The Unindicted

By now you’ve all undoubtedly heard about FBI Director James Comey’s remarkable statement of his decision not to seek an indictment of Hillary Clinton on charges related to the private email server on which she used for all of her work-related email during her tenure as Secretary of State. The editors of the Wall Street Journal did a pretty fair job of expressing my views:

By a reasonable person’s standards, Mrs. Clinton’s decision to use a private server, to give her aides access to it, to email classified information on it, to fail to secure it, and to use it in hostile territory was grossly negligent. We can’t wait for the next minion prosecuted for mishandling secrets to invoke the “extremely careless” defense.

Mr. Comey justified what he called his “unusual statement” in the name of political “transparency.” But by declaring that no prosecutor should indict Mrs. Clinton, he also hurt the cause of political accountability. The decision to indict or not rests with prosecutors, not the FBI, as Mr. Comey noted. But now prosecutors can merely point to Mr.
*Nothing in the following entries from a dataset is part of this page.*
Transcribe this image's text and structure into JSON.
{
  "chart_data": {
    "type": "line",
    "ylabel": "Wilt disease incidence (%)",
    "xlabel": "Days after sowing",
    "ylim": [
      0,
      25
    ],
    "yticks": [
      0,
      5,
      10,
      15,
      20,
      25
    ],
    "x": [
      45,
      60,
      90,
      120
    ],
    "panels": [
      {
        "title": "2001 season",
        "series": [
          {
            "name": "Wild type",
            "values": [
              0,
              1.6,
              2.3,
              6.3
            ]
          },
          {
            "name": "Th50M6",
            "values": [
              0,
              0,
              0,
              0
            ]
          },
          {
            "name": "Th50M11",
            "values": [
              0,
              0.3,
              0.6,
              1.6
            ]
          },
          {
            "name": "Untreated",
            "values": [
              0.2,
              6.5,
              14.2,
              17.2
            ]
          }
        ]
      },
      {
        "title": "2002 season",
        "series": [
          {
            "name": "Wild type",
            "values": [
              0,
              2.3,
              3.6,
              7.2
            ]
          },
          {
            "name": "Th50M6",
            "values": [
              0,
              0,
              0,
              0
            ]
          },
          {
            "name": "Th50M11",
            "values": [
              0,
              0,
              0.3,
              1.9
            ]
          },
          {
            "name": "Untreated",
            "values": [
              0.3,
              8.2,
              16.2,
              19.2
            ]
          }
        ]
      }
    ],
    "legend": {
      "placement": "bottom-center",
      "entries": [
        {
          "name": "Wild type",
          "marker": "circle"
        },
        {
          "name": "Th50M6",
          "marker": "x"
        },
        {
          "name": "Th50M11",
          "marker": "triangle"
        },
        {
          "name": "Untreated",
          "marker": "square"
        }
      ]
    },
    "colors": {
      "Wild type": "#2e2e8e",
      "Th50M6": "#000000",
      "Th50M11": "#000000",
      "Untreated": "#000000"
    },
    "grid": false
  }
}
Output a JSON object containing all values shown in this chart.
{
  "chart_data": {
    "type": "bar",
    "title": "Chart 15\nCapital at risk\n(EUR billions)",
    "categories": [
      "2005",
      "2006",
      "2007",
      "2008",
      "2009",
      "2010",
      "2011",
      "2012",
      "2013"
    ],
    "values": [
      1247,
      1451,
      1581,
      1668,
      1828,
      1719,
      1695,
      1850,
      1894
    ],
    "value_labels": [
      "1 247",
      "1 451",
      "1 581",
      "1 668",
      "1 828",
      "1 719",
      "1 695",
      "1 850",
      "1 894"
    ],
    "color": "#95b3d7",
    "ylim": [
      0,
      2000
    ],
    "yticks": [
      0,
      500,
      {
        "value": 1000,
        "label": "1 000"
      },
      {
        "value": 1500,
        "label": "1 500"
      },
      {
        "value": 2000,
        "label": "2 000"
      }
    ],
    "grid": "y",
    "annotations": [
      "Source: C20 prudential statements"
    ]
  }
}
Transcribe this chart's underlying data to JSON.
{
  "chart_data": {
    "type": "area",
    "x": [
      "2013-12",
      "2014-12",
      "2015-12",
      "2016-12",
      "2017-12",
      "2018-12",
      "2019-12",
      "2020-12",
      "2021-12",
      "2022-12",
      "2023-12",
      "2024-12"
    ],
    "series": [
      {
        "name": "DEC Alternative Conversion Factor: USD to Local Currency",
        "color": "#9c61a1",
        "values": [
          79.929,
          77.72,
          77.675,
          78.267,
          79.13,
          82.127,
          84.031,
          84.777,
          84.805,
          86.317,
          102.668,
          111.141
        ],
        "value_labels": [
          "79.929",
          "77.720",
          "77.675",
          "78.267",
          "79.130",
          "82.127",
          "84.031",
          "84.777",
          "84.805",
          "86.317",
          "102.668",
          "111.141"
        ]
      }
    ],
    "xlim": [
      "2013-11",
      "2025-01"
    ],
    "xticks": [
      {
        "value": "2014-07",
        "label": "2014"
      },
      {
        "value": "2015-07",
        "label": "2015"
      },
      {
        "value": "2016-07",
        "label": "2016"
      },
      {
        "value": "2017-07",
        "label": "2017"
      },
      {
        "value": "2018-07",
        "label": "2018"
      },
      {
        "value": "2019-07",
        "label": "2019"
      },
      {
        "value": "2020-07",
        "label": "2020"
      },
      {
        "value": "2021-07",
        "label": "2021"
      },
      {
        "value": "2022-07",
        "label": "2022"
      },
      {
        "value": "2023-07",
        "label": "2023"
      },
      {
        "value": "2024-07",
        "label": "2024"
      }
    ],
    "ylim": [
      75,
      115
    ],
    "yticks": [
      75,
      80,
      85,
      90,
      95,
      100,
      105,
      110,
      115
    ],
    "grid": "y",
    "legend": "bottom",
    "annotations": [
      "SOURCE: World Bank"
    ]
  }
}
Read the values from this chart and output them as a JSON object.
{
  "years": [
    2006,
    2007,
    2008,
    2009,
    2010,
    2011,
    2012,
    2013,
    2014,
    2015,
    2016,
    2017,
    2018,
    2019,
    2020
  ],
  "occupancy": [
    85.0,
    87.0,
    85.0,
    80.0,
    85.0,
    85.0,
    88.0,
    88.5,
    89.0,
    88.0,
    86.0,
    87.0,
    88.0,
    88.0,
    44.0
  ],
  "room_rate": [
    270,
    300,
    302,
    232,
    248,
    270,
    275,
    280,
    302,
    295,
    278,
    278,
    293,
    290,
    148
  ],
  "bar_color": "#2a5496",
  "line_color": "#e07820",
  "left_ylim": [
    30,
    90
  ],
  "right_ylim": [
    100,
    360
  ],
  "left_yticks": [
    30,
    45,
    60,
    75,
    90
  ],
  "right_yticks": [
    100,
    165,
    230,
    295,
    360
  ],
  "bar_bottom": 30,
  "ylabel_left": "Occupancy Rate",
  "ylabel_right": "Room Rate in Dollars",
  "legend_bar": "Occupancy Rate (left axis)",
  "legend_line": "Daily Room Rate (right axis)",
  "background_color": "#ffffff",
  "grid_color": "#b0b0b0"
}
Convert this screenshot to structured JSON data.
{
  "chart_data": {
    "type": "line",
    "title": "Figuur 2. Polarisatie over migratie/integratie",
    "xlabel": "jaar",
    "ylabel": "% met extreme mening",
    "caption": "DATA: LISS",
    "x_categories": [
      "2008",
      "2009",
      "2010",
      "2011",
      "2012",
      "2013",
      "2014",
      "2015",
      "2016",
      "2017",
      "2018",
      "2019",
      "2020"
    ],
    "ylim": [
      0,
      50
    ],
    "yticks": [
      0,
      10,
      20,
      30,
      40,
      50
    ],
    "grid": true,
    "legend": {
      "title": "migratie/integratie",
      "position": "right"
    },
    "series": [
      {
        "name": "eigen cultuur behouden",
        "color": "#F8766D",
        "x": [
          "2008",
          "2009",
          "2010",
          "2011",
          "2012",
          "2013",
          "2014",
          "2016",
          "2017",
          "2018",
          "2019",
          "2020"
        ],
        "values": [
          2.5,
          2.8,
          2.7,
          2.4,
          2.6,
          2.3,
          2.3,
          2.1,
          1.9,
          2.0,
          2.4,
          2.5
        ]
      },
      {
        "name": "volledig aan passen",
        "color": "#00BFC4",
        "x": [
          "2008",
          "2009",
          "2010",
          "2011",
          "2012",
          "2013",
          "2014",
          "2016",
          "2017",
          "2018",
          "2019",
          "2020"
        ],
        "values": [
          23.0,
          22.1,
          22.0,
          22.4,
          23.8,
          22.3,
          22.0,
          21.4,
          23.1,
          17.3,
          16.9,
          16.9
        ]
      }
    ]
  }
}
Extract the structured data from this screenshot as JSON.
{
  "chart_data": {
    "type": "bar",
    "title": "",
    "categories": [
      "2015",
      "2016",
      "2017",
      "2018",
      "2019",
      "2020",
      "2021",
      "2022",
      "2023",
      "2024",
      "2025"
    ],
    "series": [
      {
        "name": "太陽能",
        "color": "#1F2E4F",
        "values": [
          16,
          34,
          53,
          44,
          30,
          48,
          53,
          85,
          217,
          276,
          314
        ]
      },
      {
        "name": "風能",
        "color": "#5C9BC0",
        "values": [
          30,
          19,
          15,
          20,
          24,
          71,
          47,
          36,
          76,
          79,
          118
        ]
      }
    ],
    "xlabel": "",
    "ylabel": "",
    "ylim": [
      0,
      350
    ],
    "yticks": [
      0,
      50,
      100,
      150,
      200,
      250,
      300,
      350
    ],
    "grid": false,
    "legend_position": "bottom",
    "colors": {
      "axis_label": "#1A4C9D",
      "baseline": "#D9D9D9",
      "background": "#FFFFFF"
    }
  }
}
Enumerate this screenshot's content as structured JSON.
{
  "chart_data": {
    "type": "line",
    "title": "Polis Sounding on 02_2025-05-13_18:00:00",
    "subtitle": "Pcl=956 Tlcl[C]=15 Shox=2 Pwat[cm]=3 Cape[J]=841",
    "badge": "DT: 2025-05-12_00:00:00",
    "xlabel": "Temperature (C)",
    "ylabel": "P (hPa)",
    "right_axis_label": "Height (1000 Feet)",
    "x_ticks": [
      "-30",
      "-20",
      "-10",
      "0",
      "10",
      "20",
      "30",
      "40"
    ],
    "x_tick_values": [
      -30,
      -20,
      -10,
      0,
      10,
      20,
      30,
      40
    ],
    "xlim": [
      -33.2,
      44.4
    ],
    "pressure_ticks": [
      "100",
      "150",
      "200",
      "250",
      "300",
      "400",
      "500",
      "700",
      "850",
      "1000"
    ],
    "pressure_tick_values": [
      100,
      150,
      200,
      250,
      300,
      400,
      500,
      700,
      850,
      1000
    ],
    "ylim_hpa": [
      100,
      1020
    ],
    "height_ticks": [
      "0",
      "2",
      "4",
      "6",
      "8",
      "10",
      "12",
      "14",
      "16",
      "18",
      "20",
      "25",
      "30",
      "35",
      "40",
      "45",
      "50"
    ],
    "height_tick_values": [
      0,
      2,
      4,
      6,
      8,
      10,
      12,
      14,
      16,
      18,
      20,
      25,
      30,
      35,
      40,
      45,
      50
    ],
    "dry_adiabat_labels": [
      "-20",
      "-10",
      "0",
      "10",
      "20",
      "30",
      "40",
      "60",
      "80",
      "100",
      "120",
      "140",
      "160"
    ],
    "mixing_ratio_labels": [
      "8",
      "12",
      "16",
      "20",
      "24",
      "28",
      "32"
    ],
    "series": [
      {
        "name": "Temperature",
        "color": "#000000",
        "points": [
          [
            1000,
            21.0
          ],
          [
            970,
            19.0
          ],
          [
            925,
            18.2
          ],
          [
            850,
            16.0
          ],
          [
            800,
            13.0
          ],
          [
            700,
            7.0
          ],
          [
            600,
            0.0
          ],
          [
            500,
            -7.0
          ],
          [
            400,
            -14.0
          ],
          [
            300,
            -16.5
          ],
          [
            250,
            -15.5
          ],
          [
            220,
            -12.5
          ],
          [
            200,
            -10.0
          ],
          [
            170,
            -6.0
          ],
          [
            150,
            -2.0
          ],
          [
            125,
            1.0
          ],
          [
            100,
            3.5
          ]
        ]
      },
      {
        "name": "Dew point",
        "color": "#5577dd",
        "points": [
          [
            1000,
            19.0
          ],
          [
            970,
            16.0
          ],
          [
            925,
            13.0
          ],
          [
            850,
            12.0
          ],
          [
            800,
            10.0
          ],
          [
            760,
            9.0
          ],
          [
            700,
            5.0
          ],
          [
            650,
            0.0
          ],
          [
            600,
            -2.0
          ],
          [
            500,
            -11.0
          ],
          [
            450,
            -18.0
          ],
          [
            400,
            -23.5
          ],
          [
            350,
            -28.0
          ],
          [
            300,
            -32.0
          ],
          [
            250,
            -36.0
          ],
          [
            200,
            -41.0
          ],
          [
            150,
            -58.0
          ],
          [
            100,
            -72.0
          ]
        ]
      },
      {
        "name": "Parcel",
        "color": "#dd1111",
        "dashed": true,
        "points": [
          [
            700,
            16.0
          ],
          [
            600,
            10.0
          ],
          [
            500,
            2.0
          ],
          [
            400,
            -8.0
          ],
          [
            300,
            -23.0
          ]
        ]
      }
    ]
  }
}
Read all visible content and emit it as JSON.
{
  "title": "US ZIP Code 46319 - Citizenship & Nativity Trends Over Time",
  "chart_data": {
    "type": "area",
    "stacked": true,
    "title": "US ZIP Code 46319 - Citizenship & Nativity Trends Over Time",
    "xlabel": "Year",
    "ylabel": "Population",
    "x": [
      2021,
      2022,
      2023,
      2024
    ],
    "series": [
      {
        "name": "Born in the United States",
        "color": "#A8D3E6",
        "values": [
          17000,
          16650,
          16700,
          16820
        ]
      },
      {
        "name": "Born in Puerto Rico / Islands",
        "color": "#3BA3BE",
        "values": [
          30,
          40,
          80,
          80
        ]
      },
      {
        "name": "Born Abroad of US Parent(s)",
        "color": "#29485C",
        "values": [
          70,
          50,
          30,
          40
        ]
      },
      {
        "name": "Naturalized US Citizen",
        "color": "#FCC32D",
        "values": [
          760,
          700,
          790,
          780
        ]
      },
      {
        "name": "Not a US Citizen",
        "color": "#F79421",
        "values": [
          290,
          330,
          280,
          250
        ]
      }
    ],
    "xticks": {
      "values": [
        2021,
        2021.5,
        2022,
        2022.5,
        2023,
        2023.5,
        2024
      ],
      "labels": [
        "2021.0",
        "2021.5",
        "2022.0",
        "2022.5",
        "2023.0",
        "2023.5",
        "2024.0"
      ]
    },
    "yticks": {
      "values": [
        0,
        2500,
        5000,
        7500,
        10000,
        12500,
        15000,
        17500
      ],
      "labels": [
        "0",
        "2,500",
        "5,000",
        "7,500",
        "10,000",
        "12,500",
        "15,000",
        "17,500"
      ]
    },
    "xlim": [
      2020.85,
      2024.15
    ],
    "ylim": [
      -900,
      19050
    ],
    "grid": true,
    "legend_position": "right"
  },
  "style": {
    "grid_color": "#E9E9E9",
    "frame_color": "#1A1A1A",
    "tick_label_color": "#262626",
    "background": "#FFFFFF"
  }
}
Comey’s public statement to justify taking no action. He could have passed on his evidence quietly, but instead he acted like a prosecutor while denying that he is one.

It is true that prosecutors must consider the context when deciding whether to press charges. But we wonder if Mr. Comey and the FBI would have shown the same forbearance had the target of their probe been someone less prominent or loved by the Washington establishment. Mr. Comey’s bosom friend, Patrick Fitzgerald, the special prosecutor he named to pursue Scooter Libby, showed no such restraint.

Most distressing is what this episode augurs for another Clinton Administration. Mrs. Clinton deliberately sought to evade the Federal Records Act, recklessly flouted laws on handling classified information, spent a year lying about it, and will now have escaped accountability. This will confirm the Clinton family habit, learned so painfully in the 1990s, that they can get away with anything if they deny it long enough and are protected by a friendly media and political class.

The rule of law requires its neutral application. We almost wish Mr. Comey had avoided his self-justifying, have-it-both-ways statement and said bluntly that he couldn’t indict Mrs. Clinton because the country must be spared a Donald Trump Presidency. It would have been more honest and less corrosive to democracy than his Clinton Standard.

Rather than ruminating over what the decision means, I’ll list some things that it doesn’t mean.

  1. It did not exonerate Hillary Clinton.
  2. The opinion of the editors of the New York Times notwithstanding, it did not provide “legal clarity” to the matter. That could only be done through a court of law. In the absence of an indictment and adjudication, charges could be brought at any time, at least until whatever applicable statutes of limitations run out.
  3. It did not place Hillary Clinton’s guilt or innocence beyond reasonable doubt, as Dana Milbank seems to think. Quite to the contrary, Director Comey ably outlined why a reasonable person would think that Sec. Clinton had done something illegal, as poll after poll has suggested a majority of Americans do.
  4. Director Comey did not make an impartial judgment based on the facts, as his own statement clearly shows. He made a political judgment, electing to appear impartial and not take sides rather than sticking with the facts wherever they led.
  5. It did not close the matter of Hillary Clinton’s email server. There will be leaks of information, some from the FBI, some from hackers, some from foreign governments. Quite to the contrary, his statement insured that there will continue to be eruptions on the matter straight through to the November elections and, possibly, beyond.

What Director Comey’s statement did is ensure that Hillary Clinton will be the Democratic Party’s nominee for the presidency.

3 comments… add one
  • TastyBits Link

    Hillary Clinton’s presidential candidacy was always “Too Big To Fail”. In addition to Democrats, her supporters include establishment Republicans, Wall Street, Big Business, and neo-cons among others, and they all win or lose as she does.

  • TastyBits:

    On an unrelated subject, Dolly Parton agrees with your analysis of the election—it needs more boobs!

  • Andy Link

    Not surprised at the lack of indictment, but Comey’s presser was at least a refreshing change.

    I don’t think it will matter much, though, as so many from the #nevertrump crowd will vote for Hillary to prevent Trump from winning. Someone should tell them they can vote third party which will prevent Trump from winning while having the added benefit of not giving Clinton ill-deserved political capital.